Despite the popularity of AIDS rides, Pallotta TeamWorks -- the for-profit, California-based group that produces them -- has sparked its share of controversy. In June, the bad publicity shifted into a new gear when, during the first day of the Washington, DC, AIDS Ride, a participant died. It was the first death in the the company's six-year history.

Eve Jaffe, a 31-year-old bookstore manager from the DC area, became ill on June 23 -- a 110-mile day of riding from Raleigh, North Carolina to Laurenceville, Virginia. She lost consciousness in a medical tent and died later that day at a Virginia Commonwealth University hospital. A hospital spokesperson told The Washington Post that the cause of Jaffe's death was an aneurysm, a hemorrhage inside her brain.
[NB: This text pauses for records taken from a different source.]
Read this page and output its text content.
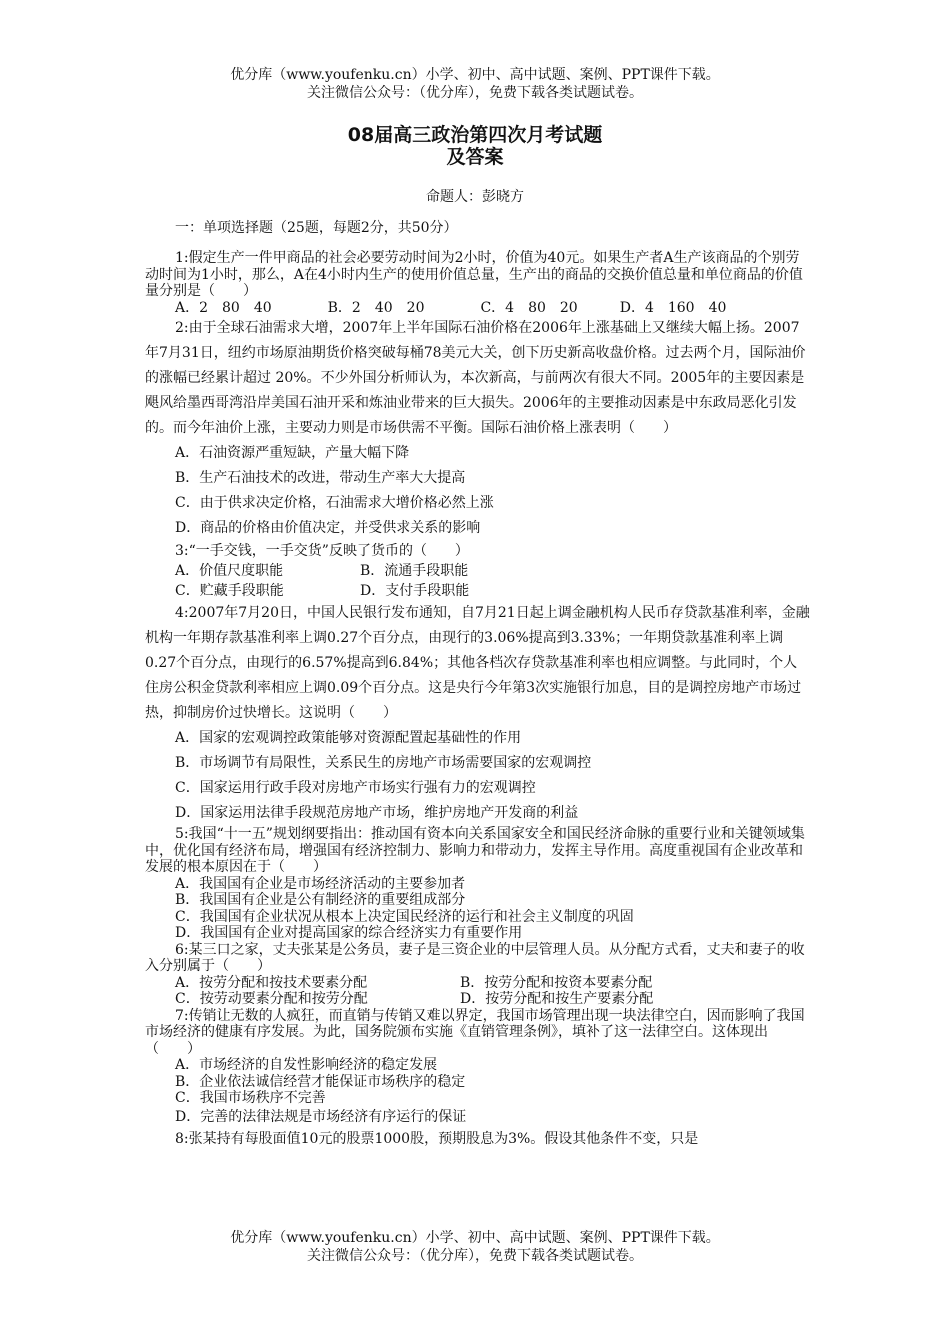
优分库（www.youfenku.cn）小学、初中、高中试题、案例、PPT课件下载。
关注微信公众号：（优分库），免费下载各类试题试卷。
08届高三政治第四次月考试题
及答案
命题人：彭晓方

一：单项选择题（25题，每题2分，共50分）

1:假定生产一件甲商品的社会必要劳动时间为2小时，价值为40元。如果生产者A生产该商品的个别劳动时间为1小时，那么，A在4小时内生产的使用价值总量，生产出的商品的交换价值总量和单位商品的价值量分别是（　　）

A．2　80　40　　　　B．2　40　20　　　　C．4　80　20　　　D．4　160　40

2:由于全球石油需求大增，2007年上半年国际石油价格在2006年上涨基础上又继续大幅上扬。2007年7月31日，纽约市场原油期货价格突破每桶78美元大关，创下历史新高收盘价格。过去两个月，国际油价的涨幅已经累计超过 20%。不少外国分析师认为，本次新高，与前两次有很大不同。2005年的主要因素是飓风给墨西哥湾沿岸美国石油开采和炼油业带来的巨大损失。2006年的主要推动因素是中东政局恶化引发的。而今年油价上涨，主要动力则是市场供需不平衡。国际石油价格上涨表明（　　）

A．石油资源严重短缺，产量大幅下降

B．生产石油技术的改进，带动生产率大大提高

C．由于供求决定价格，石油需求大增价格必然上涨

D．商品的价格由价值决定，并受供求关系的影响

3:“一手交钱，一手交货”反映了货币的（　　）

A．价值尺度职能	B．流通手段职能

C．贮藏手段职能	D．支付手段职能

4:2007年7月20日，中国人民银行发布通知，自7月21日起上调金融机构人民币存贷款基准利率，金融机构一年期存款基准利率上调0.27个百分点，由现行的3.06%提高到3.33%；一年期贷款基准利率上调0.27个百分点，由现行的6.57%提高到6.84%；其他各档次存贷款基准利率也相应调整。与此同时，个人住房公积金贷款利率相应上调0.09个百分点。这是央行今年第3次实施银行加息，目的是调控房地产市场过热，抑制房价过快增长。这说明（　　）

A．国家的宏观调控政策能够对资源配置起基础性的作用

B．市场调节有局限性，关系民生的房地产市场需要国家的宏观调控

C．国家运用行政手段对房地产市场实行强有力的宏观调控

D．国家运用法律手段规范房地产市场，维护房地产开发商的利益

5:我国“十一五”规划纲要指出：推动国有资本向关系国家安全和国民经济命脉的重要行业和关键领域集中，优化国有经济布局，增强国有经济控制力、影响力和带动力，发挥主导作用。高度重视国有企业改革和发展的根本原因在于（　　）

A．我国国有企业是市场经济活动的主要参加者

B．我国国有企业是公有制经济的重要组成部分

C．我国国有企业状况从根本上决定国民经济的运行和社会主义制度的巩固

D．我国国有企业对提高国家的综合经济实力有重要作用

6:某三口之家，丈夫张某是公务员，妻子是三资企业的中层管理人员。从分配方式看，丈夫和妻子的收入分别属于（　　）

A．按劳分配和按技术要素分配	B．按劳分配和按资本要素分配

C．按劳动要素分配和按劳分配	D．按劳分配和按生产要素分配

7:传销让无数的人疯狂，而直销与传销又难以界定，我国市场管理出现一块法律空白，因而影响了我国市场经济的健康有序发展。为此，国务院颁布实施《直销管理条例》，填补了这一法律空白。这体现出（　　）

A．市场经济的自发性影响经济的稳定发展

B．企业依法诚信经营才能保证市场秩序的稳定

C．我国市场秩序不完善

D．完善的法律法规是市场经济有序运行的保证

8:张某持有每股面值10元的股票1000股，预期股息为3%。假设其他条件不变，只是

优分库（www.youfenku.cn）小学、初中、高中试题、案例、PPT课件下载。
关注微信公众号：（优分库），免费下载各类试题试卷。
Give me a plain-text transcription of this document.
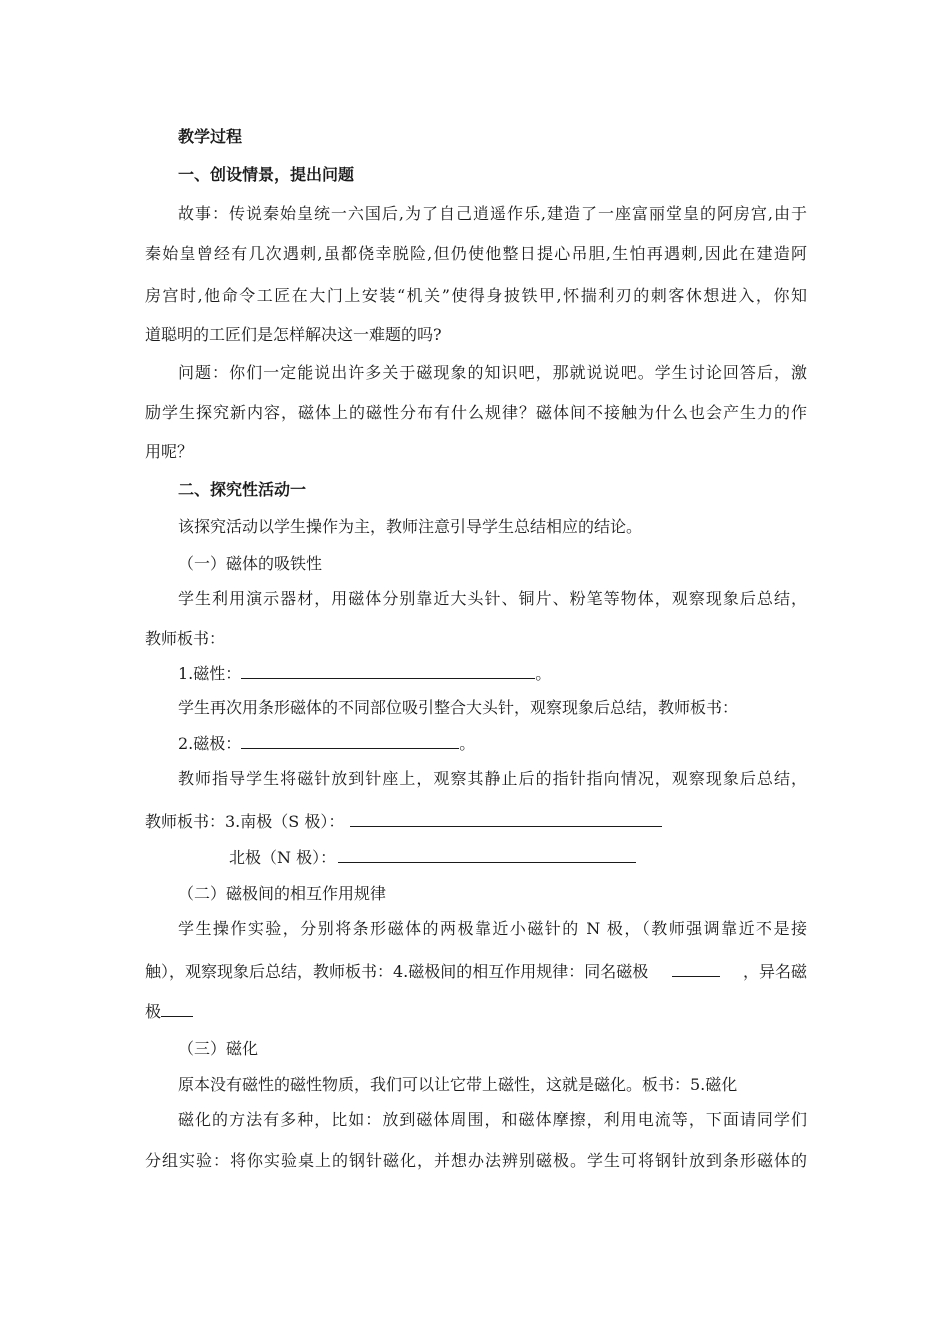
教学过程
一、创设情景，提出问题
故事：传说秦始皇统一六国后,为了自己逍遥作乐,建造了一座富丽堂皇的阿房宫,由于
秦始皇曾经有几次遇刺,虽都侥幸脱险,但仍使他整日提心吊胆,生怕再遇刺,因此在建造阿
房宫时,他命令工匠在大门上安装“机关”使得身披铁甲,怀揣利刃的刺客休想进入，你知
道聪明的工匠们是怎样解决这一难题的吗?
问题：你们一定能说出许多关于磁现象的知识吧，那就说说吧。学生讨论回答后，激
励学生探究新内容，磁体上的磁性分布有什么规律？磁体间不接触为什么也会产生力的作
用呢？
二、探究性活动一
该探究活动以学生操作为主，教师注意引导学生总结相应的结论。
（一）磁体的吸铁性
学生利用演示器材，用磁体分别靠近大头针、铜片、粉笔等物体，观察现象后总结，
教师板书：
1.磁性：	。
学生再次用条形磁体的不同部位吸引整合大头针，观察现象后总结，教师板书：
2.磁极：	。
教师指导学生将磁针放到针座上，观察其静止后的指针指向情况，观察现象后总结，
教师板书：3.南极（S 极）：
北极（N 极）：
（二）磁极间的相互作用规律
学生操作实验，分别将条形磁体的两极靠近小磁针的 N 极，（教师强调靠近不是接
触），观察现象后总结，教师板书：4.磁极间的相互作用规律：同名磁极	，异名磁
极
（三）磁化
原本没有磁性的磁性物质，我们可以让它带上磁性，这就是磁化。板书：5.磁化
磁化的方法有多种，比如：放到磁体周围，和磁体摩擦，利用电流等，下面请同学们
分组实验：将你实验桌上的钢针磁化，并想办法辨别磁极。学生可将钢针放到条形磁体的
The company has been scrutinized in the past for its extremely high expenses, which eat into money raised by the rides and intended for AIDS organizations. Although the Rides have grossed nearly $128 million since 1994, less than $70 million has been handed over to beneficiaries. On average, 55 percent of donor contributions remain with the local charities paired with Pallotta TeamWorks for the event, but these figures vary widely -- from as low as 10 percent in Florida in 1997 to 71 percent in San Francisco in 1999. (Pallotta TeamWorks denied repeated requests for an interview with POZ.)